Prévoyance vieillesse : des mesures saines plutôt que de la cosmétique

Le PLR rejette les propositions de la gauche avec une TVA à 12 pourcents

Les jeunes d'aujourd'hui n'ont souvent plus l'espoir de recevoir une rente AVS ! Ceci n'est pas une option pour le PLR. Un taux de natalité en baisse, des intérêts faibles et une espérance de vie croissante remettent en question le financement de nos deux premiers piliers. Alors que le Conseil fédéral a déclaré qu'il souhaitait apporter la confiance et la sécurité avec son projet « Prévoyance vieillesse 2020 », il demande une hausse massive de la TVA. Ceci ne crée aucune confiance et n'obtiendra jamais la majorité.
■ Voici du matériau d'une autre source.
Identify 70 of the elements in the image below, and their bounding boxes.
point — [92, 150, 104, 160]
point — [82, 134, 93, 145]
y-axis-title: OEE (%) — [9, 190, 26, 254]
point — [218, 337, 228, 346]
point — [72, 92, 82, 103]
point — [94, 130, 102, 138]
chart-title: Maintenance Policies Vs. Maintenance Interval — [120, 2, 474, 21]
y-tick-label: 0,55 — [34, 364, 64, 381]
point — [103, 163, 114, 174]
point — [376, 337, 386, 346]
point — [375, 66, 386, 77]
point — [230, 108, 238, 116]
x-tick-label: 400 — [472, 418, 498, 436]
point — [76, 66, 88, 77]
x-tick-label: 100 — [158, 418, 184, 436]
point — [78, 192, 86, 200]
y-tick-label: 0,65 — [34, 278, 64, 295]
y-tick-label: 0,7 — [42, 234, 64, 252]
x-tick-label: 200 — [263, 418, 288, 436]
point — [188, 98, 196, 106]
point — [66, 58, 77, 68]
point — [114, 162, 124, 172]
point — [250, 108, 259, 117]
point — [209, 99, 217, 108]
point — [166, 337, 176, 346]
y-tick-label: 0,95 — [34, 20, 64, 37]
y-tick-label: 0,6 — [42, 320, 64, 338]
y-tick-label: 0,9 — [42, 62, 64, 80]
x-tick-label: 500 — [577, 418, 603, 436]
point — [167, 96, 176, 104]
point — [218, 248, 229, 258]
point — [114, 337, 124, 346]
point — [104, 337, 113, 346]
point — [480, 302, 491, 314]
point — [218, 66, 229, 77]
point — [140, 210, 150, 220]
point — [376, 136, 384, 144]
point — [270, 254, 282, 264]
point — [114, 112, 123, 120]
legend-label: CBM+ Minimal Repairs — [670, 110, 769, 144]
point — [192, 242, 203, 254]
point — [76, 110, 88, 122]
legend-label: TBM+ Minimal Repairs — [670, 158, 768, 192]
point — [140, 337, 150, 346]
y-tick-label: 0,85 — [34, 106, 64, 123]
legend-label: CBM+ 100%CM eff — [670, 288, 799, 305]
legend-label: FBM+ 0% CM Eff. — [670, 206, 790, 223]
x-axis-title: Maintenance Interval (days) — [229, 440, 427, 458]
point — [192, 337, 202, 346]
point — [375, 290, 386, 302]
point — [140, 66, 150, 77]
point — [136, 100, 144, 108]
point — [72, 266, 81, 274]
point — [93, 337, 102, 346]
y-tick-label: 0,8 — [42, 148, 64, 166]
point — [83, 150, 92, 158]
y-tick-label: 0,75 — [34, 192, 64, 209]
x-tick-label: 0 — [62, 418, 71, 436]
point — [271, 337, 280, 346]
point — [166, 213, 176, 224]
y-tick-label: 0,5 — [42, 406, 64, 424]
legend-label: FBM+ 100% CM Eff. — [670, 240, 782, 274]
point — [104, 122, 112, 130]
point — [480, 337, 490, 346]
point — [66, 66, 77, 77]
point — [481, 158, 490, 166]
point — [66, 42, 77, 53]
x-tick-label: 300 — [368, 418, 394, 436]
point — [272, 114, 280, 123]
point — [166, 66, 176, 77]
De plus, il ne prend aucune précaution face à un éventuel échec de cette réforme. Le PLR s'engage pour une véritable réforme de la prévoyance vieillesse. Il demande un mix de mesures modérées au lieu de hausses d'impôts massives. Il veut introduire un filet de sécurité bien avant 2020.

Avec l'entrée de la génération Baby-boom dans l'âge de la retraite, le constat est clair : de moins en moins d'actifs financent les rentes de toujours plus de retraités. Depuis l'introduction de l'AVS, l'espérance de vie lors de l'entrée en retraite a doublé. Nous vivons non seulement beaucoup plus longtemps mais en meilleur santé. C'est la raison pour laquelle les employés de plus de 55 ans représentent un potentiel non-négligeable d'expérience et de compétences.

Encourager la présence des plus de 55 ans sur le marché du travail

Une politique du marché du travail adaptée à ces travailleurs offrirait à la Suisse un avantage concurrentiel durable face à l'Europe, ainsi qu'un frein à la dépendance envers la main-d'œuvre étrangère. Le PLR s'engage pour une participation plus importante des plus de 55 ans dans le monde professionnel et appelle également à la collaboration des entreprises.

La réforme du Conseil fédéral couplée aux initiatives 1:12 et AVS plus augmentent la TVA de 50%

Au lieu de mieux utiliser le potentiel des plus de 55 ans, le Conseil fédéral propose d'augmenter drastiquement la TVA de 2%. Si les initiatives de la gauche, 1:12 et AVSplus venaient à être acceptées, le taux de la TVA devrait être augmenté de plus de 50% afin de pouvoir garantir le financement des rentes de l'AVS. En conséquence, la TVA dépasserait largement le seuil des 10% pour atteindre plus de 12%. Ces propositions issues de la Gauche ne peuvent pas être financées par le citoyen et surtout, elles ne résolvent pas le problème financier de la prévoyance vieillesse.

Pas de solutions extrêmes mais un savant mélange de mesures modérées

Pour le PLR, les rentes doivent être garanties par une nette diminution des dépenses, des horaires de travail plus flexibles ainsi qu'un système de rentes qui incite les personnes actives à rester sur le marché du travail le plus longtemps possible. L'introduction d'un âge de la retraite plus tardif et l'instauration d'un mécanisme d'intervention sont des conditions impératives à coupler avec l'augmentation de la TVA en faveur de l'AVS. Cette hausse d'impôt doit être le dernier pas de la réforme et non pas le premier, comme le Conseil fédéral l'exige. Telle est la leçon à tirer du récent échec de la révision de l'AI – par amour de la Suisse.